To keep these locations dry under climate change, the Thames Barrier will need to be closed more often and potentially modified to cope with higher sea levels, disrupting shipping. Even if a near-permanent barrier were needed, alternatives exist for cargo moving up and down the river, such as a transfer dock, or increased use of overland travel. It would be expensive and disruptive, but is easily feasible.
If only it were that simple everywhere…
From the Arctic to tropical islands12
While London and cities of other developed countries have the wealth to attempt to tackle climate change, the irony is that those communities who have least contributed to global warming are also those who will face the toughest challenges.
Arctic indigenous peoples are amongst the groups for whom no easy responses to climate change exist. Their livelihoods, identity, and communities are based on centuries of having built up knowledge and wisdom about their land and environment.
The rapid changes are disorientating, making it difficult for people to rely on their knowledge, experience, and culture, to feed their family. Less reliable sea and land ice around the Arctic can make winter hunting lethal, forcing people to stay indoors and requiring cash for store-bought food. These effects can lead to mental health problems, with traditional knowledge becoming less relevant and fulfilling livelihoods being less available.13
Arctic peoples are also rightly worried about increased industrial and commercial activity around the Arctic, and want assurances that the needs and interests of people already living in the Arctic will be properly taken into account.
Coastal erosion in Alaska linked to climate change is already forcing many communities to plan for relocation.14 Moving an entire community, abandoning your birthplace, and learning about a new environment and location are not easy tasks.

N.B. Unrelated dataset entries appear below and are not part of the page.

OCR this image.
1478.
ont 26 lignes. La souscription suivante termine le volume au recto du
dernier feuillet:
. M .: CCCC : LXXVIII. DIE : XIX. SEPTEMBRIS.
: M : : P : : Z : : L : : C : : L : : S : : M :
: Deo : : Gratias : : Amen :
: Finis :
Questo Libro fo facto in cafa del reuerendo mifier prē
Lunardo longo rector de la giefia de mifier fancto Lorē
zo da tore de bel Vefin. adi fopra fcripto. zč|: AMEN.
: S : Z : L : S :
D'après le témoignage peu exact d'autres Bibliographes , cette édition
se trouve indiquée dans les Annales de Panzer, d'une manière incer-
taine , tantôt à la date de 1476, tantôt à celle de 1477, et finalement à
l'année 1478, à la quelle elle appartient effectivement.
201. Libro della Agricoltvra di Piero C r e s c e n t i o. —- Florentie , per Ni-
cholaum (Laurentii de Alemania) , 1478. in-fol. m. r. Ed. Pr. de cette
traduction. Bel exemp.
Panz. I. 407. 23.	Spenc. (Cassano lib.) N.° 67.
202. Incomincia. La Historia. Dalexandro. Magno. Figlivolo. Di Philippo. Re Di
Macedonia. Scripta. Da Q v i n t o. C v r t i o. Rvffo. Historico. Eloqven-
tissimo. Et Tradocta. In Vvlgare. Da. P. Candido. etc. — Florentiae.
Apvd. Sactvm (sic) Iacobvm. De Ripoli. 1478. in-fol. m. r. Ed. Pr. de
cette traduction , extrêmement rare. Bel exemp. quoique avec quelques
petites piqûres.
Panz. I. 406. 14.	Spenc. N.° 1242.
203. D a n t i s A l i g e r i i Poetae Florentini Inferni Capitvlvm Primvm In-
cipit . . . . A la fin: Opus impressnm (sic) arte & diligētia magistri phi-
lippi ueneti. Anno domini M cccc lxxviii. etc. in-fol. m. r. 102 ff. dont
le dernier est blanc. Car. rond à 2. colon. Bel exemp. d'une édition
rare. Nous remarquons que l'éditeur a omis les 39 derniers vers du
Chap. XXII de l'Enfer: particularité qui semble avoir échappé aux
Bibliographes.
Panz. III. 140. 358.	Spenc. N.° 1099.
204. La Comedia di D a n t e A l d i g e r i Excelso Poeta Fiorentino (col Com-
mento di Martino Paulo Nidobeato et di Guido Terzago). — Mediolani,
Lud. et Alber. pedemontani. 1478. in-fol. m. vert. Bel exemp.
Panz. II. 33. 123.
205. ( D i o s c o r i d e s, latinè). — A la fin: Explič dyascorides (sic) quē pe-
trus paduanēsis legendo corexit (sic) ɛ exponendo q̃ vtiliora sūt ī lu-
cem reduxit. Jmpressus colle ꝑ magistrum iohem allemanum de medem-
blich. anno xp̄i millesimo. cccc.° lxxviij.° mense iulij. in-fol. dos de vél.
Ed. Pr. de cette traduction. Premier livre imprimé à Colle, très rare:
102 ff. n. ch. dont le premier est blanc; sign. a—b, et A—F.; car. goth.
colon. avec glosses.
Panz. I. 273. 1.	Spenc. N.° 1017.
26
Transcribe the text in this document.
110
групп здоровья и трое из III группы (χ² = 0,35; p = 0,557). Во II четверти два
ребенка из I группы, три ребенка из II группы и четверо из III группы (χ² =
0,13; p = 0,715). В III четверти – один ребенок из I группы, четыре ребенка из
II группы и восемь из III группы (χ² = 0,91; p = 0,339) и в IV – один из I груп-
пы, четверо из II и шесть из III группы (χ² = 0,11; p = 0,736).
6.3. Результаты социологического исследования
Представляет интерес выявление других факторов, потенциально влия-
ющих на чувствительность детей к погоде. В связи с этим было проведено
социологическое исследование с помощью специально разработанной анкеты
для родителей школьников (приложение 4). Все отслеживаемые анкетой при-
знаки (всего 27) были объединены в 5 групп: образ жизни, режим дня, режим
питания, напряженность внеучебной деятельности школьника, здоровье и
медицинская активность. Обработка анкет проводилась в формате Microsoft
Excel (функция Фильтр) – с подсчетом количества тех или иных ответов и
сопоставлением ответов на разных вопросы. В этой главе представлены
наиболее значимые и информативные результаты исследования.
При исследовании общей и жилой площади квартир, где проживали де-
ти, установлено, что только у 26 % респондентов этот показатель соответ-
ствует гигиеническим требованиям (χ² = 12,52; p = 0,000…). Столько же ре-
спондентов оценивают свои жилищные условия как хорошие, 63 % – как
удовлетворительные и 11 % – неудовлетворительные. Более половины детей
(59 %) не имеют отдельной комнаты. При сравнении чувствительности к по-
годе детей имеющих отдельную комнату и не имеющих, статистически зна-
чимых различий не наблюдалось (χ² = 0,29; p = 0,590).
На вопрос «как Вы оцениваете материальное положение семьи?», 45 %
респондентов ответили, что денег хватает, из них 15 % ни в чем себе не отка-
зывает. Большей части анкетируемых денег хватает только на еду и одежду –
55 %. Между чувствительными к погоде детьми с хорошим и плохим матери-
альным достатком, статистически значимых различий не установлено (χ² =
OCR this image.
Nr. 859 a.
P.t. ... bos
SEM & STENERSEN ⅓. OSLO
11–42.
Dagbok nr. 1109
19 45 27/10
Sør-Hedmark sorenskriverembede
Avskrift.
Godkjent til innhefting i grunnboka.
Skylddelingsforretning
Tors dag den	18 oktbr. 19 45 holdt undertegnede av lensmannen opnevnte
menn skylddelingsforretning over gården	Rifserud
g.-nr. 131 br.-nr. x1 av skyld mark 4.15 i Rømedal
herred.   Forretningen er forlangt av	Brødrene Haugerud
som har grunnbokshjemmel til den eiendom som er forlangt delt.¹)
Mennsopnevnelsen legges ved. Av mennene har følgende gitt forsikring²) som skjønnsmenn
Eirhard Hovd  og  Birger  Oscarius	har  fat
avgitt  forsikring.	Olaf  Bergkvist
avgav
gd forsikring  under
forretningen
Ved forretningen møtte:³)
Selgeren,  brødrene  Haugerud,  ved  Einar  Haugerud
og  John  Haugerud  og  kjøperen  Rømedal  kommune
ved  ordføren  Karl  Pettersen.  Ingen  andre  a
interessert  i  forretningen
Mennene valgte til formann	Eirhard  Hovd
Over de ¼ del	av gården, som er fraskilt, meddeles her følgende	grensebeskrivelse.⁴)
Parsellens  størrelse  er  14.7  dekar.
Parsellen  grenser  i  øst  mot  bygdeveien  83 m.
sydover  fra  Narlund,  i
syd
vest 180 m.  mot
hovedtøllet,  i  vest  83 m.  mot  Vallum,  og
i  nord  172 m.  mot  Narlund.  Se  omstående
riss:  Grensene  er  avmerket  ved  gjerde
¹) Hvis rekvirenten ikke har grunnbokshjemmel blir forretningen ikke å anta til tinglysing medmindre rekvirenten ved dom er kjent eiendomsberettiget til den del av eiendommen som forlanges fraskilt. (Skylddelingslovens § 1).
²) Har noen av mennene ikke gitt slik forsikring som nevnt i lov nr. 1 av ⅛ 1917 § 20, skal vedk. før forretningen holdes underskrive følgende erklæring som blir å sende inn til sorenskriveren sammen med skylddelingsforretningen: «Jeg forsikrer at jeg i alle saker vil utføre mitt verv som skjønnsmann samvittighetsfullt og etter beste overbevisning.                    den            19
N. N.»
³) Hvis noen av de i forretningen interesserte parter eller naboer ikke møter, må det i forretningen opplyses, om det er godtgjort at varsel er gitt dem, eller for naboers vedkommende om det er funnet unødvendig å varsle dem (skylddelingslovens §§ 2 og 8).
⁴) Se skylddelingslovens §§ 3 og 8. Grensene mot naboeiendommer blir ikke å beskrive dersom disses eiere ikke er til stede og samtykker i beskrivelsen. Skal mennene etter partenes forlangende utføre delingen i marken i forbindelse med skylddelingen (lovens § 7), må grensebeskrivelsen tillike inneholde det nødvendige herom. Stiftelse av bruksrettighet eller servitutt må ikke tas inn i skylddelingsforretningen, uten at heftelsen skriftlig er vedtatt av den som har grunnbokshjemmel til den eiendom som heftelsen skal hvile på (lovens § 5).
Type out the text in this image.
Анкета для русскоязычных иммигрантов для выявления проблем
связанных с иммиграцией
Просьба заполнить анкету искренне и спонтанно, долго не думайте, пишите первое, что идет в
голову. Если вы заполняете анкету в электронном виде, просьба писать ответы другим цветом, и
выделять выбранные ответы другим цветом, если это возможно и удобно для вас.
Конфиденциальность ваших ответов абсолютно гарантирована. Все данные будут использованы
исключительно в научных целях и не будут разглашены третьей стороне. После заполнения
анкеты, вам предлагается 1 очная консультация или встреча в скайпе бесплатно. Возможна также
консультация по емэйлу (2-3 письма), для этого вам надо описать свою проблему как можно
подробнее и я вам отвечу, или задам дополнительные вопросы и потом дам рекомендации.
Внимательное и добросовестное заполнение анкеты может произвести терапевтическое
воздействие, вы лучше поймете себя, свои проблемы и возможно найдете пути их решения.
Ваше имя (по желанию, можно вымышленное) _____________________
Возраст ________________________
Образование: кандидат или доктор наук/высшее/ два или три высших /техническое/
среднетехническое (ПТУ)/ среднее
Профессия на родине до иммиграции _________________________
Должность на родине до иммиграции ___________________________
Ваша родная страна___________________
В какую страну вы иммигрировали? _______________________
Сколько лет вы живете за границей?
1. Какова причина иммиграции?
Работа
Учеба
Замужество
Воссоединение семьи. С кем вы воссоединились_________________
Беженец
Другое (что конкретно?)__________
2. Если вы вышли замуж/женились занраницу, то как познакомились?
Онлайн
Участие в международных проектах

At the other end of the climate spectrum, many low-lying tropical island communities face similar prospects. It is not inevitable that atolls will disappear under sea-level rise and ocean acidification,15 but reduced fresh water access and decreased island stability might force many islanders to move—possibly some entire countries such as Kiribati, Maldives, and Tuvalu.16
The islanders are requesting the power and resources to make decisions on their own terms in their own way.17 They don’t want hand-outs, or to be treated as victims. Instead, as in the Arctic, the tropical islanders have the knowledge, capability, and will, to analyse their own situations and to make their own decisions. Of course putting these decisions into practice requires resources, which the islanders and Arctic peoples argue should be provided by the countries most responsible for climate change.
Most concerning about climate change is what we don’t know. Could all of Antarctica’s and Greenland’s ice melt? If so, then many parts of London and New York would drown along with about half a dozen island countries and much of Bangladesh. Will feedback loops, from clouds to melting permafrost releasing trapped methane, exacerbate or diminish climate change?
One thing we do know is that the unknowns and uncertainties should not block action. As a global society we should be trying to reduce climate change irrespective of climate change. Using less fossil fuels and reversing ecosystem destruction encourages healthier lifestyles and creates a cleaner, healthier, and more enjoyable environment.18
All climate change adaptation activities—for example dealing with extreme temperatures, floods, and droughts—are part of disaster risk reduction, aiming to avoid adverse effects from environmental hazards.19Because disasters still occur regularly, we would need to act more on disaster risk reduction even if climate change were not a concern. We can save lives and avoid the costs of disasters by doing so.20
We know what to do even if we are uncertain about climate change’s exact effects in all places. Let’s start now.